Check out the phrase "could have well-night sworn." Even Brown isn't sure what's going on. Everything that happens to him could have a perfectly logical explanation—or it could be evidence that he's surrounded by his very own "loathful brotherhood."
But he had no power to retreat one step, nor to resist, even in thought, when the minister and good old deacon Gookin seized his arms and led him to the blazing rock. Thither came also the slender form of a veiled female, led between Goody Cloyse, that pious teacher of the catechism, and Martha Carrier, who had received the devil's promise to be queen of hell. A rampant hag was she. And there stood the proselytes beneath the canopy of fire. (61)
Notice here how the ambiguity has dropped again. We get people's proper names, without any "might have been" or "looked like." But is this the narrator's voice telling us that these events are really happening—or is it just Hawthorne writing what Goodman Brown thinks is happening?
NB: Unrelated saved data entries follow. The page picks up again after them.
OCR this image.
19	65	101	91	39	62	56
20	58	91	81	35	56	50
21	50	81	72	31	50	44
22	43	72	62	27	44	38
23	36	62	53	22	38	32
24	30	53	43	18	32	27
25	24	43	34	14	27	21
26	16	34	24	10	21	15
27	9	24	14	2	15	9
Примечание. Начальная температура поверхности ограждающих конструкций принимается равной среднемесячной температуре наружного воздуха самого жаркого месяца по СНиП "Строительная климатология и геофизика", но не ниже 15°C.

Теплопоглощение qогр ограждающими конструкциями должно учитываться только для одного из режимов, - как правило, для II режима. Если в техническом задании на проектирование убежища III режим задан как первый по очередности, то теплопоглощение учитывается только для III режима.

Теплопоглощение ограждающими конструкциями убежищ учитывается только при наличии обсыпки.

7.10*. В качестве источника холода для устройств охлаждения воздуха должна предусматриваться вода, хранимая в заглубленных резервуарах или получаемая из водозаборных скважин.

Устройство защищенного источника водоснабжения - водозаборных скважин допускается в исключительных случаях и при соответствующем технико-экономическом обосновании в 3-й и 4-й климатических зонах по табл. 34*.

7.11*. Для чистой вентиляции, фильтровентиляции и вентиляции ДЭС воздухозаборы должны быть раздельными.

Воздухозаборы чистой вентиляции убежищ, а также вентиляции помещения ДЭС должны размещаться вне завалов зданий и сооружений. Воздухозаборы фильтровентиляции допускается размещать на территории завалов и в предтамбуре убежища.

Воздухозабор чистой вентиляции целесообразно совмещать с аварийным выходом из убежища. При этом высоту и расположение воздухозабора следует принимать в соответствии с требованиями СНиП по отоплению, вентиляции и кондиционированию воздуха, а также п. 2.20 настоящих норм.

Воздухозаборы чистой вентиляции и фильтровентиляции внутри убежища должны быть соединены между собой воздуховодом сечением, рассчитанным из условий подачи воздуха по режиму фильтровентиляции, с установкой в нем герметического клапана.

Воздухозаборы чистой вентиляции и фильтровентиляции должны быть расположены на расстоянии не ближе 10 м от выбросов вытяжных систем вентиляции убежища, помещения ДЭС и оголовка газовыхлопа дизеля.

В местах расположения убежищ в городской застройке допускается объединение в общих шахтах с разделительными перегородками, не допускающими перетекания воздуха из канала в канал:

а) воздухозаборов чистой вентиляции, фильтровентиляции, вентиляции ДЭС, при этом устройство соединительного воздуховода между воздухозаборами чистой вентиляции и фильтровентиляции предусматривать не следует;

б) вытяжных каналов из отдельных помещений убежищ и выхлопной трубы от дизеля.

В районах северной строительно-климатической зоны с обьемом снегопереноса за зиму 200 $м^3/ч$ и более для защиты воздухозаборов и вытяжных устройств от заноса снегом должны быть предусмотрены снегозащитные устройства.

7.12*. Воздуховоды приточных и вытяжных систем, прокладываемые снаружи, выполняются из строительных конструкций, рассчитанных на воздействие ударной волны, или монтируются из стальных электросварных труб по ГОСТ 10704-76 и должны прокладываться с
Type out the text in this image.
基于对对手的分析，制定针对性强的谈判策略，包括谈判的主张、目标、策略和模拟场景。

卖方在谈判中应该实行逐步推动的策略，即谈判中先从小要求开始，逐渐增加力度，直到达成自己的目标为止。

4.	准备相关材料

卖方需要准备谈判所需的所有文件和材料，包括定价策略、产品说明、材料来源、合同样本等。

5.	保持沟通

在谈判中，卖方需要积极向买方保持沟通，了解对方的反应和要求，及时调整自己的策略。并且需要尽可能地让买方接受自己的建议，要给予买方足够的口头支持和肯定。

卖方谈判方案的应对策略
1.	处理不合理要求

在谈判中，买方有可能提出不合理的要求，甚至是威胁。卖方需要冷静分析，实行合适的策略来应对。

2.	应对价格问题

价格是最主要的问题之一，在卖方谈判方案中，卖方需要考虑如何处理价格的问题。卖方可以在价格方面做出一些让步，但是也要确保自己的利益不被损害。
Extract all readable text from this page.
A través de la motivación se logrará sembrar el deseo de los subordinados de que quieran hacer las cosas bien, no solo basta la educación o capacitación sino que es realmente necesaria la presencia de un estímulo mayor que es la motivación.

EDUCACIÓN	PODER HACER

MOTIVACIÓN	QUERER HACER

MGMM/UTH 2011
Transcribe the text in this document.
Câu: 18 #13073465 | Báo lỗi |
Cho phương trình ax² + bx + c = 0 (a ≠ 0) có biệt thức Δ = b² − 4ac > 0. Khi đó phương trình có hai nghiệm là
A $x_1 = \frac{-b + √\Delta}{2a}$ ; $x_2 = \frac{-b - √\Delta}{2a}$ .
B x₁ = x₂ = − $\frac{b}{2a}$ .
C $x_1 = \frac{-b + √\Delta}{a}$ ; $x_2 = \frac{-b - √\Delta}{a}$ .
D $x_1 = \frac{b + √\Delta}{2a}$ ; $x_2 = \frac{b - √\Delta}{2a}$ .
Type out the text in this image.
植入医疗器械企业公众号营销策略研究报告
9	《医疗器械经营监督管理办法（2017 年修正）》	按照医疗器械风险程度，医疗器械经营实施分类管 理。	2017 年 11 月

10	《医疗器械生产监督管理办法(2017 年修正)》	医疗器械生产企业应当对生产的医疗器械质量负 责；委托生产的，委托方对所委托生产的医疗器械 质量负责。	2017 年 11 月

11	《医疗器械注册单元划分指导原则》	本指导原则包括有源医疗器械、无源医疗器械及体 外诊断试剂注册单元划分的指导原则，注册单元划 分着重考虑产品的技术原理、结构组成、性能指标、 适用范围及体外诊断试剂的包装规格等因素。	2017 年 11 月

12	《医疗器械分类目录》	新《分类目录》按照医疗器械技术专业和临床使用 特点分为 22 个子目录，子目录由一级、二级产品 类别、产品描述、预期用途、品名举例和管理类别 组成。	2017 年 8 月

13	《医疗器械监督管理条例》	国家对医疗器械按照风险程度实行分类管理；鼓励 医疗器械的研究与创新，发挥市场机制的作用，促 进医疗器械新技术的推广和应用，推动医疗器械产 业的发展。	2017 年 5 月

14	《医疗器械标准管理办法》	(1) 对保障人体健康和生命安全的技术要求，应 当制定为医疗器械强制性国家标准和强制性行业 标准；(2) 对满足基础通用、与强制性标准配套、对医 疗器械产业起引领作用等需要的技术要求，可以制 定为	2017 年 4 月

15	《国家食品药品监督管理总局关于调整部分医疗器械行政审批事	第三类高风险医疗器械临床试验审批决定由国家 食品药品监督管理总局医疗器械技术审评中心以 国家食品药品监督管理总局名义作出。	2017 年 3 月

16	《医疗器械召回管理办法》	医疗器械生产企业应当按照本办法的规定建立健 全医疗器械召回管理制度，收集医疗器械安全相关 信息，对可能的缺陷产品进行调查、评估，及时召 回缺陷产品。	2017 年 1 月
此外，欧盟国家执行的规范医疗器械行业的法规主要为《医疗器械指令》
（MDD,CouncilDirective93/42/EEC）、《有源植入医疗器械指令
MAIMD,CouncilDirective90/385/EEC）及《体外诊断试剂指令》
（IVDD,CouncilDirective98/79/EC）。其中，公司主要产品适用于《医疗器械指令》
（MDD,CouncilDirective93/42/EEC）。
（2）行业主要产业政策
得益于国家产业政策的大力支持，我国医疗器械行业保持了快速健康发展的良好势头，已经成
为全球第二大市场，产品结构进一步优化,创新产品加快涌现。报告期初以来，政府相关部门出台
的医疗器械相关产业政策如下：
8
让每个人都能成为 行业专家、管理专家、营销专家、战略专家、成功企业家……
And there they stood, the only pair, as it seemed, who were yet hesitating on the verge of wickedness in this dark world. A basin was hollowed, naturally, in the rock. Did it contain water, reddened by the lurid light? or was it blood? or, perchance, a liquid flame? (68)
Here, ambiguous description creates an intensifying atmosphere of danger and menace. The stone basin first seems to contain water, then blood, then flame. (Talk about bad to worse.) The witches and devil-worshippers in "Young Goodman Brown" are never what they seem at first glance—and neither are their accessories.
Whether Faith obeyed he knew not. Hardly had he spoken when he found himself amid calm night and solitude, listening to a roar of the wind which died heavily away through the forest. He staggered against the rock, and felt it chill and damp; while a hanging twig, that had been all on fire, besprinkled his cheek with the coldest dew. (69-70)
And it's over. Whew. But instead of explaining whether the assembly was fantasy or reality, Hawthorne keeps Brown in the same place, changes mood and atmosphere, and keeps the reader guessing.
The next morning young Goodman Brown came slowly into the street of Salem village, staring around him like a bewildered man. The good old minister was taking a walk along the graveyard to get an appetite for breakfast and meditate his sermon, and bestowed a blessing, as he passed, on Goodman Brown. He shrank from the venerable saint as if to avoid an anathema.
Young Goodman Brown has begun to stand out as an anti-social figure. It is possible that the people of Salem really are good and innocent, and that everything Brown saw really was a dream—but he's apparently not taking any chances.
Had Goodman Brown fallen asleep in the forest and only dreamed a wild dream of a witch-meeting? (71-72)
Gee, Hawthorne, we don't know. Had he? How about clueing us in, since you're the one who wrote the thing?